When I finally took them off
I threw them from me in a rage.

Now I sit and can’t make out the sea
because I have my reading glasses on.
And I can’t read what I’ve written
because the sun’s too bright.

Out of stubbornness I keep my reading glasses on
and nothing
will get me to go down in the basement after the sunglasses!
That’s my life.
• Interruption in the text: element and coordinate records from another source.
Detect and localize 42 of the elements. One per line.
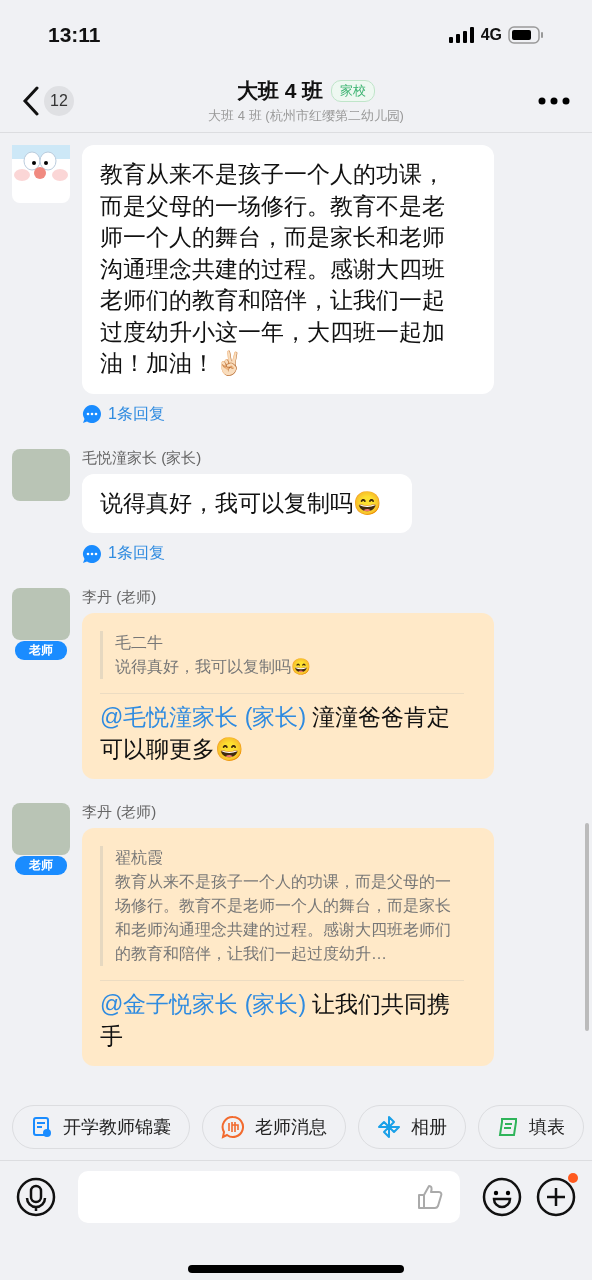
photo-placeholder[interactable]: [12, 448, 70, 501]
chat-title: 大班 4 班: [236, 78, 324, 104]
unread-count: 12: [44, 86, 74, 116]
message-text: @毛悦潼家长 (家长) 潼潼爸爸肯定可以聊更多😄: [100, 703, 452, 764]
shortcut-chip[interactable]: 开学教师锦囊: [12, 1105, 190, 1149]
sender-name: 李丹 (老师): [82, 588, 157, 607]
scroll-icon: [497, 1116, 519, 1138]
message-input[interactable]: [78, 1171, 460, 1223]
network-type: 4G: [480, 26, 502, 44]
microphone-icon[interactable]: [16, 1177, 56, 1217]
chat-bubble-icon: [82, 404, 102, 424]
document-icon: [31, 1116, 53, 1138]
shortcut-chip[interactable]: 相册: [358, 1105, 466, 1149]
message-text: 说得真好，我可以复制吗😄: [100, 488, 382, 518]
back-chevron-icon: [22, 86, 40, 116]
message-text: @金子悦家长 (家长) 让我们共同携手: [100, 990, 452, 1051]
photo-placeholder[interactable]: [12, 803, 70, 855]
signal-icon: [448, 27, 475, 43]
role-badge: 老师: [15, 641, 67, 660]
thumbs-up-icon[interactable]: [416, 1183, 444, 1211]
pinwheel-icon: [377, 1115, 401, 1139]
status-time: 13:11: [48, 23, 101, 47]
shortcut-chip[interactable]: 老师消息: [202, 1105, 346, 1149]
quote-author: 毛二牛: [115, 633, 164, 653]
back-button[interactable]: 12: [22, 86, 74, 116]
quote-text: 教育从来不是孩子一个人的功课，而是父母的一场修行。教育不是老师一个人的舞台，而是家长和老师沟通理念共建的过程。感谢大四班老师们的教育和陪伴，让我们一起过度幼升…: [115, 872, 452, 964]
photo-placeholder[interactable]: [12, 588, 70, 640]
chat-bubble-icon: [82, 543, 102, 564]
cartoon-avatar[interactable]: [12, 145, 70, 203]
role-badge: 老师: [15, 856, 67, 875]
smiley-icon[interactable]: [482, 1177, 522, 1217]
quote-author: 翟杭霞: [115, 848, 164, 868]
group-tag: 家校: [331, 80, 376, 102]
quote-text: 说得真好，我可以复制吗😄: [115, 657, 312, 677]
speech-bubble-icon: [221, 1115, 245, 1139]
sender-name: 李丹 (老师): [82, 803, 157, 822]
sender-name: 毛悦潼家长 (家长): [82, 448, 202, 468]
more-icon[interactable]: [538, 97, 570, 105]
battery-icon: [508, 26, 544, 44]
message-text: 教育从来不是孩子一个人的功课，而是父母的一场修行。教育不是老师一个人的舞台，而是家长和老师沟通理念共建的过程。感谢大四班老师们的教育和陪伴，让我们一起过度幼升小这一年，大四班一起加油！加油！✌🏻: [100, 160, 446, 378]
shortcut-chip[interactable]: 填表: [478, 1105, 584, 1149]
chat-subtitle: 大班 4 班 (杭州市红缨第二幼儿园): [208, 107, 404, 125]
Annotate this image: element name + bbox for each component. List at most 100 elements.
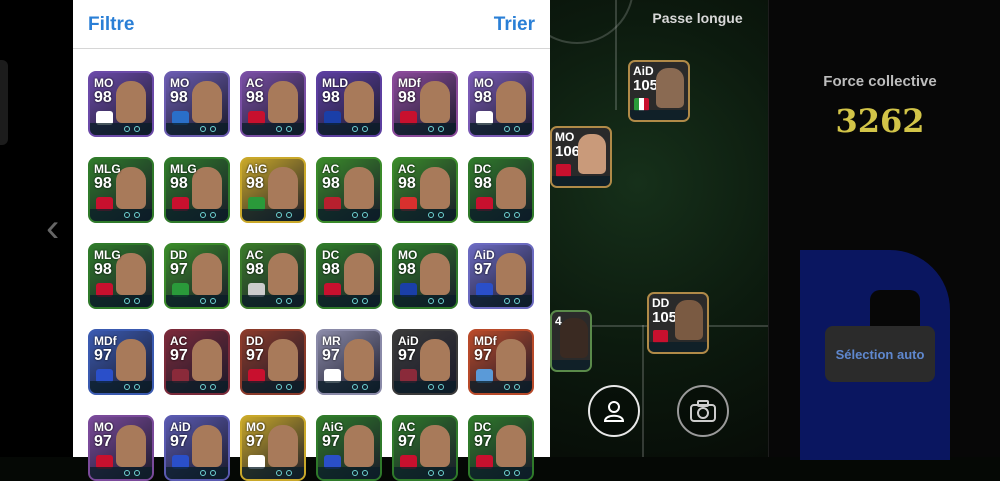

That’s all of our lives.

Thursday, June 3, 2010

Angela Garcia



Agreements of Body and Voice
.
No one saw the ones
that were in Giordano Bruno
when he spoke

They did not burn
on borrowed lips
the ones who came from far away

The bonfire that was life
did not go out
in the fire that was death

In spite of Bruno’s pile of cinders
what it bore survives

Each life is no more
than the time assigned
to a man
as a turn of light

And the Voice is loyalty
no uproar hides
from a sharp ear

Wednesday, June 2, 2010

Zou Jingzhi


THE WHEAT REAPER

The wheat reaper
has ground his sickle
sharp.
His wine is also ripe
like the sickle

The wheat is waiting
to fall
like friends far away
coming over
to fall into your arms

He hears
the sound of wheat meeting the sickle
He is that sickle
as well as the wheat

If there were no winter
the reaper would have given up the harvest
Wine agrees
when it cuts his throat

Tuesday, June 1, 2010

Hadewijch




DEW
.
Dew is a name under which Love works:
When that Fire has burned up all in its violence,
The dew falls, imparting moisture everywhere
Like a strong wind of unheard-of sweetness.
It calls forth the kiss of noble natures
And gives them constancy in the midst of changes.
Love's zeal engulfs her gifts to such an extent
That the dew's gentle action must always be present.
Then are appeased all the storms
That previously arose in the soul;
Calm reigns at last,
When the loved one receives from her Beloved
The kisses that truly pertain to love.
When he takes possession of the loved soul in every way,
Love drinks in these kisses and tastes them to the end.
As soon as Love thus touches the soul,
She eats its flesh and drinks its blood.
Love that thus dissolves the loved soul
Sweetly leads them both
To the indivisible kiss --
That same kiss which fully unites
The Three Persons in one sole Being.
Thus the noble dew appeases the conflagration
That had been raging in the land of Love.